Le differenze tra Adaptive e Responsive Design

L’utilizzo sempre maggiore di dispositivi mobile e la conseguente necessità di rendere più fruibile la navigazione da tablet e smartphone ha radicalmente cambiato l’approccio nella progettazione delle interfacce web. Se in precedenza il layout e i contenuti di un sito web dovevano rispondere solo alle esigenze della visualizzazione desktop, oggi per restare al passo coi tempi e rendere più efficace la propria presenza online non è più possibile ignorare questa nuova tendenza sempre più diffusa.

Da questo scenario sono nati diversi modi di progettare e realizzare siti webmobile-oriented“.
La logica che c’è dietro ad essi ha come punto in comune quello di pensare ad una struttura che, in base al device utilizzato dall’utente, fornisce la visualizzazione dei contenuti.

Non avere un #SitoResponsive vuol dire anche perdere i propri clienti.
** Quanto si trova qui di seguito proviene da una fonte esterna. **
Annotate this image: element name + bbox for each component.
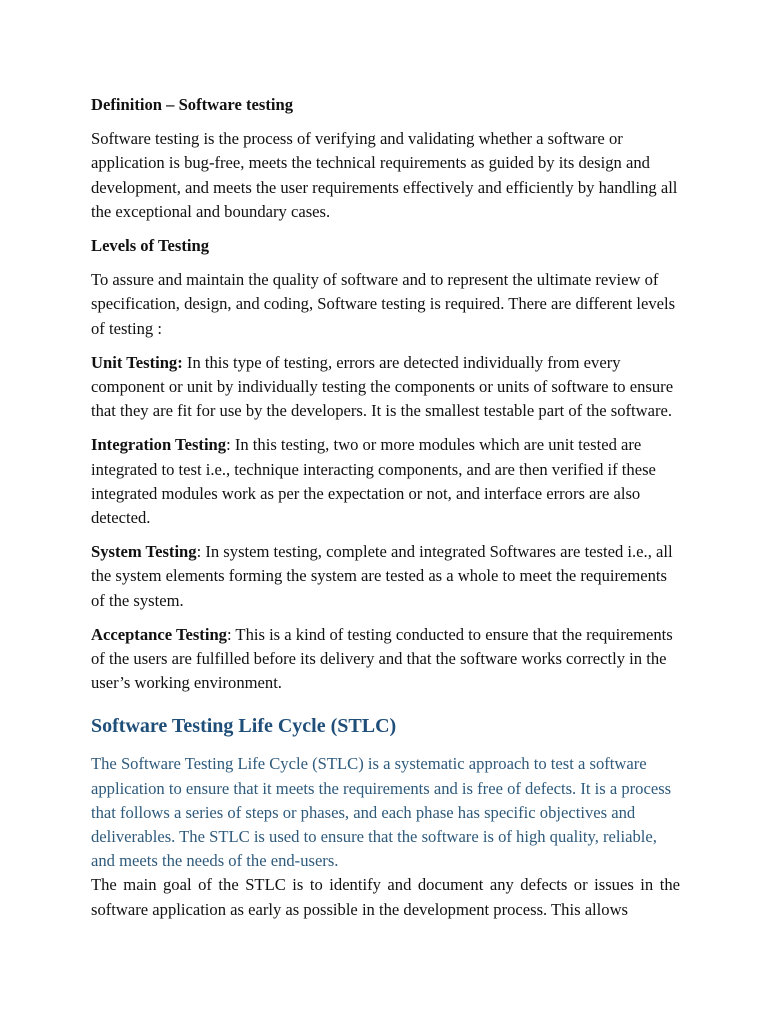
stlc-intro-paragraph: The Software Testing Life Cycle (STLC) is a systematic approach to test a software application to ensure that it meets the requirements and is free of defects. It is a process that follows a series of steps or phases, and each phase has specific objectives and deliverables. The STLC is used to ensure that the software is of high quality, reliable, and meets the needs of the end-users. bbox=[91, 754, 672, 871]
acceptance-testing-paragraph bbox=[91, 623, 680, 696]
unit-testing-term: Unit Testing: bbox=[91, 352, 183, 372]
stlc-section-title: Software Testing Life Cycle (STLC) bbox=[91, 715, 397, 738]
integration-testing-text: : In this testing, two or more modules which are unit tested are integrated to test i.e., technique interacting components, and are then verified if these integrated modules work as per the expectation or not, and interface errors are also detected. bbox=[91, 435, 656, 528]
acceptance-testing-term: Acceptance Testing bbox=[91, 624, 227, 644]
system-testing-term: System Testing bbox=[91, 542, 197, 562]
definition-heading: Definition – Software testing bbox=[91, 95, 294, 114]
levels-heading: Levels of Testing bbox=[91, 236, 210, 256]
integration-testing-term: Integration Testing bbox=[91, 435, 227, 455]
integration-testing-paragraph bbox=[91, 433, 680, 530]
definition-paragraph: Software testing is the process of verifying and validating whether a software or application is bug-free, meets the technical requirements as guided by its design and development, and meets the user requirements effectively and efficiently by handling all the exceptional and boundary cases. bbox=[91, 129, 678, 221]
acceptance-testing-text: : This is a kind of testing conducted to ensure that the requirements of the users are fulfilled before its delivery and that the software works correctly in the user’s working environment. bbox=[91, 624, 673, 693]
system-testing-text: : In system testing, complete and integrated Softwares are tested i.e., all the system elements forming the system are tested as a whole to meet the requirements of the system. bbox=[91, 542, 673, 610]
levels-intro-paragraph: To assure and maintain the quality of software and to represent the ultimate review of specification, design, and coding, Software testing is required. There are different levels of testing : bbox=[91, 270, 676, 338]
system-testing-paragraph bbox=[91, 540, 680, 613]
unit-testing-text: In this type of testing, errors are detected individually from every component or unit by individually testing the components or units of software to ensure that they are fit for use by the developers. It is the smallest testable part of the software. bbox=[91, 352, 674, 421]
unit-testing-paragraph bbox=[91, 351, 680, 424]
stlc-goal-paragraph: The main goal of the STLC is to identify and document any defects or issues in the software application as early as possible in the development process. This allows bbox=[91, 875, 680, 919]
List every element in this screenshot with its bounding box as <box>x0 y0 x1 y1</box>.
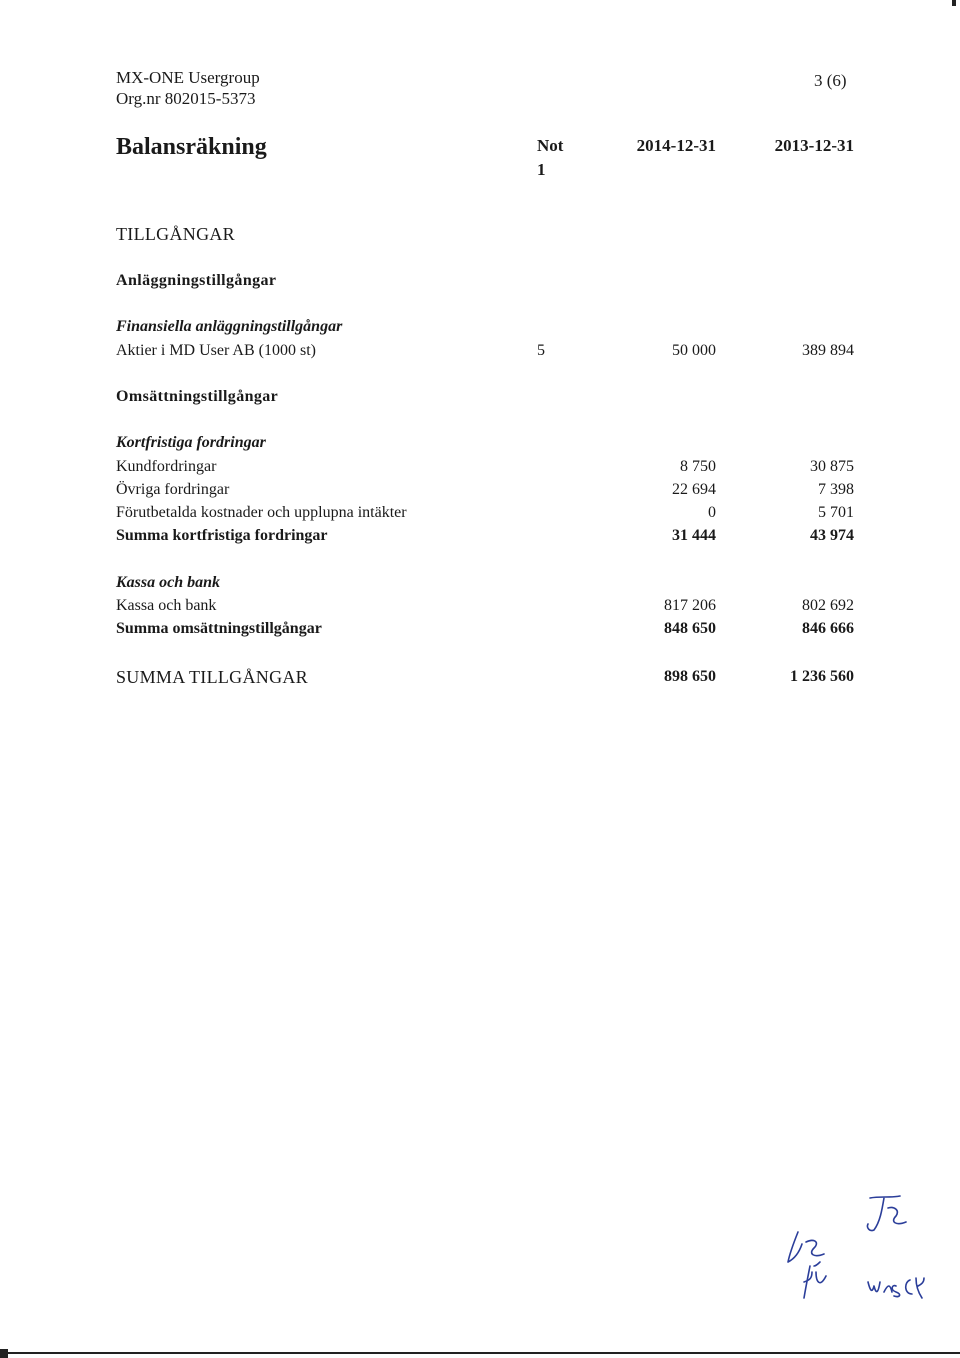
note-column-header: Not <box>537 136 564 155</box>
year-2014-header: 2014-12-31 <box>636 136 716 155</box>
row-value-2013: 802 692 <box>802 597 854 614</box>
row-value-2013: 5 701 <box>818 504 854 521</box>
row-value-2013: 7 398 <box>818 481 854 498</box>
row-value-2013: 389 894 <box>802 342 854 359</box>
row-label: Förutbetalda kostnader och upplupna intäkter <box>116 504 407 521</box>
row-note: 5 <box>537 342 545 359</box>
row-value-2014: 0 <box>708 504 716 521</box>
section-heading: TILLGÅNGAR <box>116 224 235 244</box>
total-value-2013: 1 236 560 <box>790 668 854 685</box>
sum-value-2014: 848 650 <box>664 620 716 637</box>
handwritten-initials <box>800 1262 830 1304</box>
total-label: SUMMA TILLGÅNGAR <box>116 667 308 687</box>
row-label: Aktier i MD User AB (1000 st) <box>116 342 316 359</box>
row-value-2013: 30 875 <box>810 458 854 475</box>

Condividi il Tweet

In questo articolo tratteremo nello specifico due tipi di approccio: l’Adaptive Design e il Responsive Design.

L’Adaptive Design si sviluppa creando diversi template con dimensioni fisse, generalmente basati su sei larghezze dello schermo: 320px, 468px, 760px, 960px, 1200px e 1600px. Nel momento in cui un utente si connette al sito viene riconosciuto lato client o lato server il device utilizzato. In base alla risposta sarà visualizzato uno dei template stabiliti. Questo metodo è però poco flessibile dato che è stabilito su una dimensione precisa dello schermo e richiede alti costi aggiornamento.

Il Responsive Design si basa su un unico template fluido e consente di:

– adattare il layout per un gran numero di dispositivi;
– decidere se un contenuto debba essere visibile o meno sui differenti devices;
– adattare le dimensioni delle immagini e video;

e, da non sottovalutare, il Responsive Design ha costi di manutenzione e di aggiornamento ridotti rispetto all’Adaptive Design perché utilizza un layout flessibile.

Ma come funziona il Responsive Design e su quali principi si basa?

Il Responsive Design è costruito sull’utilizzo della CSS mediaqueries. In base alle dimensioni del dispositivo è possibile stabilire il comportamento di ogni elemento.

Di seguito un’immagine che spiega il concetto:

Progettare siti web mobile Responsive design

Con il Responsive Design abbiamo modo di definire secondo le nostre preferenze ed esigenze come disporre i contenuti  per il maggior numero di dispositivi possibili.  Inoltre, il cambiamento avviene anche solo ridimensionando la finestra del browser.

Per la progettazione di siti responsive esistono diversi framework che facilitano, quantomeno per le operazioni “standard”, lo sviluppo di interfacce mobile: Bootstrap, Foundation, Skeleton e molti altri.

Ma di questo parleremo nei prossimi articoli, nei quali analizzeremo i vantaggi di Bootstrap, che viene regolarmente utilizzato da Futuraweb per lo sviluppo dei propri siti responsive.